Marketing szeptany 😉
Oj tak. Soda stream to coś, co naprawdę zwiększyło komfort mojego życia. Serio. Korzystam już ponad rok i jak sobie przypomnę, że wcześniej co tydzień po dwie zgrzewki jurajskiej kupowałem, to naprawdę widzę te różnicę. A taks nieoczysista jeszcze rzecz. Zawsze dla mnie najgorsze były te końcówki już takie rozgazowane... Teraz inna bajka.
@sierpeq Może nie o tyle nowy gadżet, ale ponownie ubóstwiam poduszki ortopedyczne ergosmile med dzięki którym bardzo wygodnie mi się czyta ostatnio książki. Nie są tanie, ale coś za coś (kręgosłup docenia).
Co do dozowników to jestem fanem konstrukcji Dettol -a (oczywiście mydła wymieniam na dowolne)
O'Keefe's Working Hands
Polecam wszystkim znajomym. Krem cud.
@dolitd @sierpeq
O'Keefe's Working Hands
A czerwony garnier, swoją drogą ze 3x tańszy, nie daje u was rady?

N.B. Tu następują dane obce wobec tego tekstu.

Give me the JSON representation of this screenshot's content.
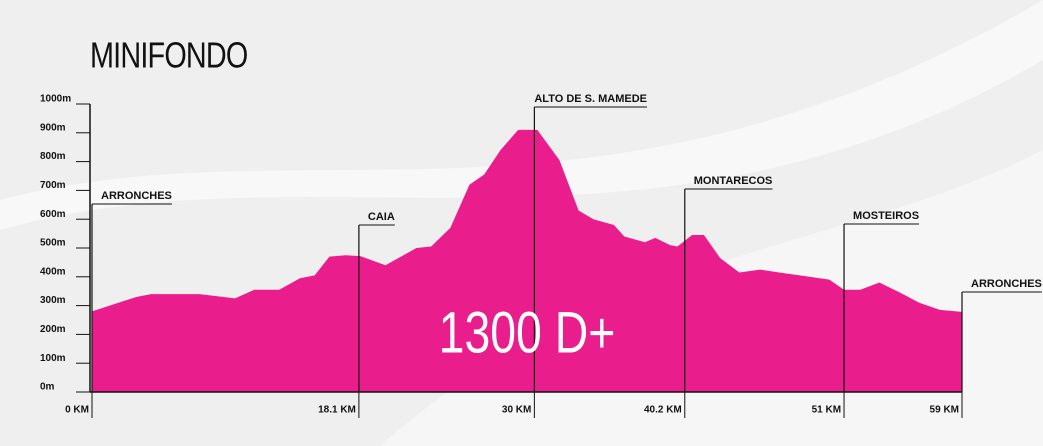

Próbowałem, żona używa. Jeśli by był rewolucją spośród tych które próbowałem to pamiętałbym rezultat 😉
Frytownica na gorące powietrze, ale taka w formie małego piekarniczka. Mam już jedną, o tradycyjnym wyglądzie (rączka z wyjmowanym pojemnikiem) i długo rozważałem sens kolejnej, a że na Allegro trafiła się licytacja, to dałem stówkę i okazało się, że wygrałem.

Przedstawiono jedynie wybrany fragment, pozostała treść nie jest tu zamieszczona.